A relação de afeto com a família, os amigos e as coisas da nostalgia humana são costuradas sob uma perspectiva que permite uma compreensão universal. O peso de algumas histórias é contrabalanceado com a leveza de outras. O autor também evidencia e celebra a maturidade humana ao olhar para o passado com uma sensibilidade peculiar, sem nutrir rancor, amarguras ou desprezo.
É justo e essencial dizer que Memorial do Alto Tietê é um livro sobre a vida, a importância de sentir a própria existência, se arriscar e aceitar que o ser humano pode tanto ser resultado de um meio quanto da realidade, talvez até onírica, que cativa dentro de si mesmo. Se apresenta como um manifesto de tudo que somos e podemos ser se nos apegarmos ao que nos move e nos comove.
Nas 19 crônicas da obra, Antonio Neto se entrega em extensão, convida o leitor a mergulhar no passado, sentir a própria essência, se enxergar sem melindre, aprender a conviver com as alegrias, as tristezas, as perdas, as realizações e as decepções. Tudo isso se soma num convite atemporal para o ser humano se esforçar em semear a empatia e entender que o que somos hoje não merece ser dissociado do que fomos no passado. A vida deve ser vivida e celebrada em aceitação. O livro está à venda na livraria da Editora Penalux (editorapenalux.com.br/loja) por R$ 32.
Saiba Mais
Em junho de 2015, o premiado escritor Antonio Neto, que conheci durante o bate-papo com autores no Festival de Música e Poesia de Paranavaí (Femup) de 2014, me convidou para escrever o prefácio (disponibilizado integralmente logo acima) de “Memorial do Alto Tietê”. Foi uma grande e feliz surpresa.
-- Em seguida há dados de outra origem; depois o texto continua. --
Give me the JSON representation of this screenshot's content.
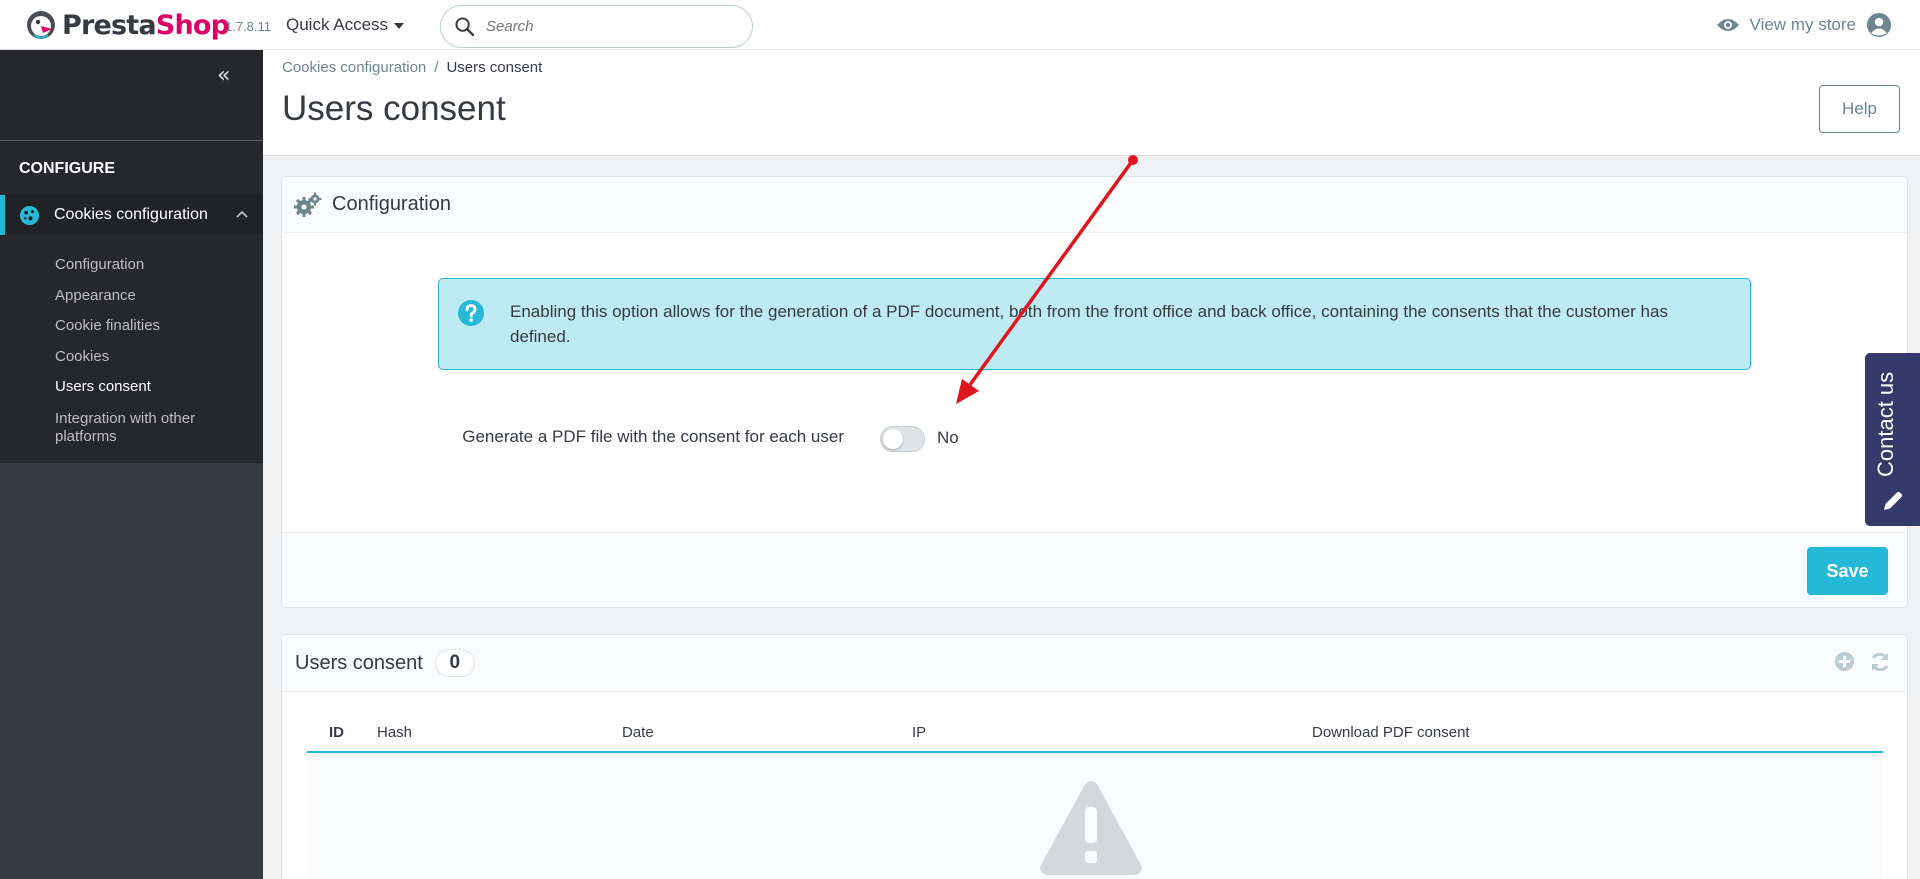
{
  "header": {
    "logo_part1": "Presta",
    "logo_part2": "Shop",
    "version": "1.7.8.11",
    "quick_access": "Quick Access",
    "search_placeholder": "Search",
    "view_store": "View my store"
  },
  "sidebar": {
    "section_title": "CONFIGURE",
    "menu_head": "Cookies configuration",
    "items": [
      {
        "label": "Configuration"
      },
      {
        "label": "Appearance"
      },
      {
        "label": "Cookie finalities"
      },
      {
        "label": "Cookies"
      },
      {
        "label": "Users consent",
        "active": true
      },
      {
        "label": "Integration with other platforms"
      }
    ]
  },
  "page": {
    "breadcrumb_parent": "Cookies configuration",
    "breadcrumb_separator": "/",
    "breadcrumb_current": "Users consent",
    "title": "Users consent",
    "help_label": "Help"
  },
  "config_panel": {
    "heading": "Configuration",
    "alert_text": "Enabling this option allows for the generation of a PDF document, both from the front office and back office, containing the consents that the customer has defined.",
    "field_label": "Generate a PDF file with the consent for each user",
    "switch_value": "No",
    "switch_on": false,
    "save_label": "Save"
  },
  "list_panel": {
    "heading": "Users consent",
    "count": "0",
    "columns": [
      "ID",
      "Hash",
      "Date",
      "IP",
      "Download PDF consent"
    ]
  },
  "contact_tab": {
    "label": "Contact us"
  },
  "colors": {
    "accent": "#25b9d7",
    "brand_pink": "#df0067",
    "sidebar_bg": "#363a41",
    "annotation_arrow": "#e0141c"
  },
  "icons": {
    "search": "search-icon",
    "view_store": "eye-icon",
    "user": "user-circle-icon",
    "collapse": "double-chevron-left-icon",
    "cookie": "cookie-icon",
    "gears": "gears-icon",
    "help": "question-circle-icon",
    "add": "plus-circle-icon",
    "refresh": "refresh-icon",
    "warning": "warning-triangle-icon",
    "pencil": "pencil-icon"
  }
}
Afinal, é muito gratificante ser convidado a produzir o texto de abertura de um livro, até porque essa missão só é dada a alguém em quem confiamos a compreensão de nossos sentidos literários. Além disso, o que corrobora mais ainda tal importância é o fato de que é hábito antigo do leitor o ato de ler o prefácio antes de mergulhar na obra. Antonio Neto, muito obrigado pelo convite e confiança!